2.      Belajar bagaimana berkomunikasi dengan orang lain
Sejak SD aku memang senang berbicara, ya bisa dibilang sejak kecil aku sudah talkative. Ketika memasuki SMP aku menjadi ketua osis selama 2 periode. Padahal baru kelas 1 smp dan aku sama sekali buta tentang organisasi. Namun kefasihan ku dalam berbicara, berpidato dan meyakinkan orang lain membuat aku terpilih menjadi ketua osis. Nah ketika masuk SMA aku sama sekali tidak mengikuti osis karna kegiatannya terlalu sibuk. Aku hanya mengikuti ekskul teater, KSI dan komunitas pecinta lingkungan (greenschool community) saat berada di bangku SMA. Yaa bisa dibilang aku terlalu fokus ke dunia akademik saat SMA karna menurutku SMA adalah salah satu penentu masa depan karena perencanaan masa depan setelah lulus akan ditentukan di masa SMA. Terbukti beberapa kali aku selalu masuk 3 besar saat kelas 10. Saat kelas 11 aku juga pernah mendapatkan nilai semester tertinggi se jurusan IPS dan saat kelas 12 aku kembali mendapatkan nilai tertinggi UN se jurusan IPS di SMA ku. Ketika memasuki dunia perkuliahan, awalnya aku memang merasa sulit untuk mengadaptasi perubahan2 dari SMA ke bangku perkuliahan. 2 semester awal aku hanya menjadi mahasiswa kupu-kupu alias kuliah pulang kuliah pulang. Setelah merasa tidak ada yang berarti dimasa kuliah, aku memutuskan untuk ikut program volunteering disalah satu program bem fkip dan kini menjadi UKM Fkip Mengajar. Semenjak ikut organisasi ini kemampuan berkomunikasi ku sangat terasah. Aku lebih sering berbicara didepan umum, mengemukakan pendapat, bersosialisasi dengan anak-anak, pendekatan masyarakat dan belajar meyakinkan orang lain dengan niat baik kita. Semua hal itu aku pelajari dan aku dapatkan saat bergabung di organisasi ini, dan sekarang alhamdulillah aku sudah terlatih untuk percaya diri berkomunikasi dengan orang lain. Ternyat bergabung di organisasi adalah salah satu jembatat kita untuk meningkatkan kualitas diri.

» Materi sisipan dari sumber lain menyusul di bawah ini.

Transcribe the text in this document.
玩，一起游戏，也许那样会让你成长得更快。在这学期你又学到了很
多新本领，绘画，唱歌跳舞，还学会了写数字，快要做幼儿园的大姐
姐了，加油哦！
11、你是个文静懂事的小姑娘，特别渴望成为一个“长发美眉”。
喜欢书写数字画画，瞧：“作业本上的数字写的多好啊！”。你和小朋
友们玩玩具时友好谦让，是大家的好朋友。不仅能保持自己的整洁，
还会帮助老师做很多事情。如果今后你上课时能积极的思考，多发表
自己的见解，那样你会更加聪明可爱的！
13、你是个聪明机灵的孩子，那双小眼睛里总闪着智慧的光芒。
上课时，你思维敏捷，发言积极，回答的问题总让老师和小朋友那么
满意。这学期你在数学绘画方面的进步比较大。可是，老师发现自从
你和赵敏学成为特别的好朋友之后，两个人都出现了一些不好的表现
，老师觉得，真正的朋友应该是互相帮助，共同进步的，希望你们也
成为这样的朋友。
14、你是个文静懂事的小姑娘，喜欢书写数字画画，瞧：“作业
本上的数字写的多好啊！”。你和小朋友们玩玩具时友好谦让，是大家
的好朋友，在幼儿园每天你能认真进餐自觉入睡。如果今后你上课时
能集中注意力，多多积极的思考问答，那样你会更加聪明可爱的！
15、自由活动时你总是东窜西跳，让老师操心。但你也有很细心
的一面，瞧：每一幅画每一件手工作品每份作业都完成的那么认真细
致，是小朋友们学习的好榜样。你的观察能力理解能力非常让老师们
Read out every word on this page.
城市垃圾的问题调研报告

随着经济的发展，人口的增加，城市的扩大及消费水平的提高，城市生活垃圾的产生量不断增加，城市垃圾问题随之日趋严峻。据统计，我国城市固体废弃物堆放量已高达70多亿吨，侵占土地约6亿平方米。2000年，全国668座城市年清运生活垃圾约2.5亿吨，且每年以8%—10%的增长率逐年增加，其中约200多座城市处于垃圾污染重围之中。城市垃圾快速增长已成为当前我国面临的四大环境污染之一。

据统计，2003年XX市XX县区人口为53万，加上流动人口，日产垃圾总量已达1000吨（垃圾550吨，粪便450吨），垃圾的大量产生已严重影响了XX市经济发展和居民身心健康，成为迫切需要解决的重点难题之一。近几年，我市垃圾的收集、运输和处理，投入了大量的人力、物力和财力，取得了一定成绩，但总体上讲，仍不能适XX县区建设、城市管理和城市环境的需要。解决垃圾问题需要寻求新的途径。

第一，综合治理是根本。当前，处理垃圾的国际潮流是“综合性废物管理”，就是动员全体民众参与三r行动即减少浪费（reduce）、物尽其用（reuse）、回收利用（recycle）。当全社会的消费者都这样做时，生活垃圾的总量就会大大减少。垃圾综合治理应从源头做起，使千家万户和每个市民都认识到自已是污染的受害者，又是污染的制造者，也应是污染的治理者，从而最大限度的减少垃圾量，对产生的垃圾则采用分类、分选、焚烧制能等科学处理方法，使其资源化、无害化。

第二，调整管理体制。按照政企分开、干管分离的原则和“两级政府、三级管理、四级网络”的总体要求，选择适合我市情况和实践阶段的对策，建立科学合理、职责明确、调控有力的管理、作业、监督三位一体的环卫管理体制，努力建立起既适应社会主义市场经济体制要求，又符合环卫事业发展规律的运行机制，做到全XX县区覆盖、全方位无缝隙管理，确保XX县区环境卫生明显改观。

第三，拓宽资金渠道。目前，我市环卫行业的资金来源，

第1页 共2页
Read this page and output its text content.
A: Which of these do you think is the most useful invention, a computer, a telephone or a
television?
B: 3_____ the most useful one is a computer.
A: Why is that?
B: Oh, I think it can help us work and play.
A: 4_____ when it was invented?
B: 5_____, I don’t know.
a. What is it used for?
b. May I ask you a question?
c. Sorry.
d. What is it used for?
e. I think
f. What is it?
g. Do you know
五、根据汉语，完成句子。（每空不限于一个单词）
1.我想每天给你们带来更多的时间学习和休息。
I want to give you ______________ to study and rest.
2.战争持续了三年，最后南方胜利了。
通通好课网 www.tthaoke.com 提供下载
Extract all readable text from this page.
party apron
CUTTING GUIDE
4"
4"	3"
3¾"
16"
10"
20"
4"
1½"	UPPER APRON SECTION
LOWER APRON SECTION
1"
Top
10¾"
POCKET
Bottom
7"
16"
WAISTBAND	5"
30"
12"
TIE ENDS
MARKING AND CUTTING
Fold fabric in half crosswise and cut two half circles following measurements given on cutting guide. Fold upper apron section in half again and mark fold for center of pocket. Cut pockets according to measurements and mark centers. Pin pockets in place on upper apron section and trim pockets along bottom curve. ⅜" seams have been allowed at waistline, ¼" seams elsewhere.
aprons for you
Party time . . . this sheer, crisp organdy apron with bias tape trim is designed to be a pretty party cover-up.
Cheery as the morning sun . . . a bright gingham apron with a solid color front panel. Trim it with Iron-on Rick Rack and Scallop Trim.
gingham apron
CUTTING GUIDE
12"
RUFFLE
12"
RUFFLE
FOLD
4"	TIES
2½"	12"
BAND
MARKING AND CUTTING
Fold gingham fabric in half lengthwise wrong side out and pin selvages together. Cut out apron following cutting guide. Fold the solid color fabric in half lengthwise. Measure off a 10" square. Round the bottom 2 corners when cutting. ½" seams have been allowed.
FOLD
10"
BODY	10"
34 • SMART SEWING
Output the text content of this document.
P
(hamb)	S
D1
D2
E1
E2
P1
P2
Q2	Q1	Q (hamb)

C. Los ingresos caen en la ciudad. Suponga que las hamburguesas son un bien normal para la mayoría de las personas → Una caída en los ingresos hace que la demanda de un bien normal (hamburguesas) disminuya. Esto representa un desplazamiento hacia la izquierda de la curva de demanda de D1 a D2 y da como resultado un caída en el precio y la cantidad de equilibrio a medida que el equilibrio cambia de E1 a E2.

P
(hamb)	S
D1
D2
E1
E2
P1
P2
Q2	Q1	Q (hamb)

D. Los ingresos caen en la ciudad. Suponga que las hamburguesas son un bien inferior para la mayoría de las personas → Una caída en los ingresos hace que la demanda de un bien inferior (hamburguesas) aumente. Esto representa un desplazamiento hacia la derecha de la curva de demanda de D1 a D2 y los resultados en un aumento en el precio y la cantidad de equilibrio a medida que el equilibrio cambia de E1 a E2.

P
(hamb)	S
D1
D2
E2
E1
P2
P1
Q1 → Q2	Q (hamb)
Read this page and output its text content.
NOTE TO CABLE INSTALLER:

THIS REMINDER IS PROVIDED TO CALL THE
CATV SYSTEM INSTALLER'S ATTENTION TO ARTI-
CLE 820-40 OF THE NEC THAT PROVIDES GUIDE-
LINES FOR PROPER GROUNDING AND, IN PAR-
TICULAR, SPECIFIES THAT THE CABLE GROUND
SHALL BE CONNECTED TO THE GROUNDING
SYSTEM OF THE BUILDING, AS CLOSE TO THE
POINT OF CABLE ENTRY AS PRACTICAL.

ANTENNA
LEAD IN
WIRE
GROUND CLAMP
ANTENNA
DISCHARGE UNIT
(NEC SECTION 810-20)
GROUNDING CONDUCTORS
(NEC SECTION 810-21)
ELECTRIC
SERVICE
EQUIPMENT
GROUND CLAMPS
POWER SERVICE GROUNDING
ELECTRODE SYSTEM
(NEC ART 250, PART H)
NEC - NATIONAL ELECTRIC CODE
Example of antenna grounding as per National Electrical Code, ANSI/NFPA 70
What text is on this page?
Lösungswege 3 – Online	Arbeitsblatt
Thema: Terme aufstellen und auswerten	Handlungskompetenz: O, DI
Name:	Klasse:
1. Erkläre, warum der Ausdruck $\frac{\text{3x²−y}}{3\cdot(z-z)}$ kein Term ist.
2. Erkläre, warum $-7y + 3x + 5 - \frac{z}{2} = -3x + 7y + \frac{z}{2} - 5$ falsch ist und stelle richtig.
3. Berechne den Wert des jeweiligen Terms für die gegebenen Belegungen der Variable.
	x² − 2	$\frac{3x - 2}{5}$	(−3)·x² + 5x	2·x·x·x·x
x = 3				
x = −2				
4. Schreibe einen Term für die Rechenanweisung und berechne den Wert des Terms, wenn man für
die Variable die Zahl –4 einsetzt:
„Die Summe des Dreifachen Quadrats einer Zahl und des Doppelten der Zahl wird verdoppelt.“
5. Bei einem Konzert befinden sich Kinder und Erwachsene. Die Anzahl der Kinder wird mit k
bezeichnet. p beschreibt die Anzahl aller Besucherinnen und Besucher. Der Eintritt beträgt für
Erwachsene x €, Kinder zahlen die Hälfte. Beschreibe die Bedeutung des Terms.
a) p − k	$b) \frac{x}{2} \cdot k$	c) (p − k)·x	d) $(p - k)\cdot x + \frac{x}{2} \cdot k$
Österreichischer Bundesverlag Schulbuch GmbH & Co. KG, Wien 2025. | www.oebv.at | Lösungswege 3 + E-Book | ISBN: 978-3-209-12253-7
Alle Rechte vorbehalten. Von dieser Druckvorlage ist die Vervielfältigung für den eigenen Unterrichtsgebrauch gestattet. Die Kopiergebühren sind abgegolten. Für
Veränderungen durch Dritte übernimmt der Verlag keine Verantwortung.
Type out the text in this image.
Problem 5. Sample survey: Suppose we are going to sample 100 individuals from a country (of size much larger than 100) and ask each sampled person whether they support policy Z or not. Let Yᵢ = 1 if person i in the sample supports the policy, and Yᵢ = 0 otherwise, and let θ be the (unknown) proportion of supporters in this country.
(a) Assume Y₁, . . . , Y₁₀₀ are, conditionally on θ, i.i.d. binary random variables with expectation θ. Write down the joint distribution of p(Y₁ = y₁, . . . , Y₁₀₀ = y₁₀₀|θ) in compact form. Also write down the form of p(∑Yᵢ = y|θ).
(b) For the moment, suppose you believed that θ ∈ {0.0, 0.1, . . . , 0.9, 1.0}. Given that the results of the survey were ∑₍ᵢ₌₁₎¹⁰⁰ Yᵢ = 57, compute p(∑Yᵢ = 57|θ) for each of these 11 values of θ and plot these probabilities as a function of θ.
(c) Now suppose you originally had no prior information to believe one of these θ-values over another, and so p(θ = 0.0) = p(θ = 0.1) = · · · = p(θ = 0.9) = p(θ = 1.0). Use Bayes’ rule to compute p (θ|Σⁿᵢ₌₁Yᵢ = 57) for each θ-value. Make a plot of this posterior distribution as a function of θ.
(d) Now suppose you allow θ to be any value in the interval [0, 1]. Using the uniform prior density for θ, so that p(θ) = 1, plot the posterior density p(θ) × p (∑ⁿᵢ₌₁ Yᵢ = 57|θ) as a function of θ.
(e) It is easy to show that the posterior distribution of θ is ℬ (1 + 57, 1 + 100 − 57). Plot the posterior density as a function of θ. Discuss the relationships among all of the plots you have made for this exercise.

3.      Belajar bagaimana menikmati alam
Keindahan alam, suara jangkrik, hijaunya pohon, sejuknya embun membuatku jatuh cinta kepada alam. Bertafakkur dan tadabur alam membuat kita lebih bersyukur terhadap alam yang Allah ciptakan ini. Semenjak perjalanan pengabdianku adalah ke desa-desa pelosok yang masih asri, aku mulai belajar mencintai dan menikmati alam nan indah ini yang sangat jarang aku temukan di kota. Aku sangat jatuh cinta terhadap hutan,gunung dan segala alam yang berwarna hijau sejuk ini. Aku merasa tenang jika berada didaerah yang asri, sejuk, dan sangat indah ini. Akupun sekarang menyukai naik gunung hahaa.. entah kenapa aku merasa bahagia ditempat-tempat seperti ini. Mungkin berpuluh-puluh tahun aku hidup dikota yang sangat ramai dengan segala aktivitas yg padat membuat ku berada pada titik jenuh.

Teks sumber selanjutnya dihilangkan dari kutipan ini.